Das kann ich mir sehr gut vorstellen, nur unabhängig müsste es sein. Und warum in Gugging? Ein Institut müsste universitär verankert sein. Ich fürchte nämlich, dass man ansonsten ganz im Interesse der Gugginger arbeiten würde. Ein Institut für Art Brut wäre außerdem historisch zu eng gefasst. Warum nur Art Brut? Man sollte vielleicht besser sagen: ein Institut zur Erforschung von Kunst und Psyche seit dem 19. Jahrhundert. Man müsste es so weit fassen, dass auch die Künstler hineinfallen, die mit den Artbrutlern gearbeitet haben bzw. von ihnen beeinflusst wurden - das bekannteste Beispiel ist Arnulf Rainer, aber es gibt noch ganz viele andere.

Ich könnte mir gut vorstellen, dass ich dazu ebenso einiges zu sagen hätte, ich publiziere und kommuniziere ja seit 1966 ausgiebig zu diesem Thema. Und ich bin natürlich sehr entsetzt darüber, durch welchen Fleischwolf der Kulturindustrie die Art Brut heute gedreht wird, und wem dann schöne Fleischbällchen daraus gemacht werden.

Zur Person

Peter Gorsen, geboren 1933 in Danzig, studierte Philosophie, Psychologie und Kunstwissenschaft an der Universität Frankfurt und promovierte 1965 bei Theodor W. Adorno und Jürgen Habermas. Von 1977 bis zu seiner Emeritierung 2002 war er Professor für Kunstgeschichte an der Universität für angewandte Kunst in Wien. Seit 1980 arbeitete er interdisziplinär zum Themenkomplex Kunstund Krankheit. Bis heute erforscht er auch die Schattenseiten des "Siegeszuges der Psychose im Museum".

Vor kurzem wurde Peter Gorsen in München mit der Hans Prinzhorn-Medaille der DGPA (Deutschsprachige Gesellschaft für die Psychopathologie künstlerischer Ausdrucksformen) geehrt.
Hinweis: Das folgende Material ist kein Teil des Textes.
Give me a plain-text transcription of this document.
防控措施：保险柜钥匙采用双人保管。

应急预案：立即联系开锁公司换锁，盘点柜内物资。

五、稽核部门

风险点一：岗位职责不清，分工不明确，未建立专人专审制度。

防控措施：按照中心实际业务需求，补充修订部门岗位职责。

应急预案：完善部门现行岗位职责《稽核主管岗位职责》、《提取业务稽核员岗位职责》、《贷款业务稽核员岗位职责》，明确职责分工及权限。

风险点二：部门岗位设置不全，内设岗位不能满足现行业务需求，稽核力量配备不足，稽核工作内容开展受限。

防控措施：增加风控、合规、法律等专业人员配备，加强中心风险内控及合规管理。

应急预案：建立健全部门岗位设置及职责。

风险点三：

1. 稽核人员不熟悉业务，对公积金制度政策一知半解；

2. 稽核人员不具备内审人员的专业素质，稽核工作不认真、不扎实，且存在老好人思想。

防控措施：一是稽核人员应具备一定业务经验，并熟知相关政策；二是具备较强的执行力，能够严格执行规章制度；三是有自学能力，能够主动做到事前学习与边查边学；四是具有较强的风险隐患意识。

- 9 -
Seine jüngste Publikation: "Das Nachleben des Wiener Aktionismus", Ritter Verlag, 2009. Zurzeit arbeitet er an einer Monographie über Friedrich Schröder-Sonnenstern.

Art Brut

In der zweiten Hälfte des 19. Jahrhunderts begannen Psychiater wie Cesare Lombroso die schöpferischen Werke ihrer psychisch kranken Patienten zu analysieren. Seit Hans Prinzhorns Buch "Die Bildnerei der Geisteskranken" (1922) wurde diese Kunst auch für Kunsthistoriker und Künstler interessant. In den 1940er Jahren versuchte dann Jean Dubuffet, die Kunst gesellschaftlicher Außenseiter als "Art Brut" zu etablieren. Der Krankheitsaspekt wurde ausgeklammert. Art Brut, die die Kunstwelt ursprünglich durch ihr Widerstands- und Verweigerungspotential aufrütteln sollte, hängt mittlerweile in Galerien und Kunstausstellungen.

Dagmar Weidinger, geboren 1980, ist Kunsthistorikerin, Lektorin am Institut für Kunstgeschichte der Universität Wien und Journalistin.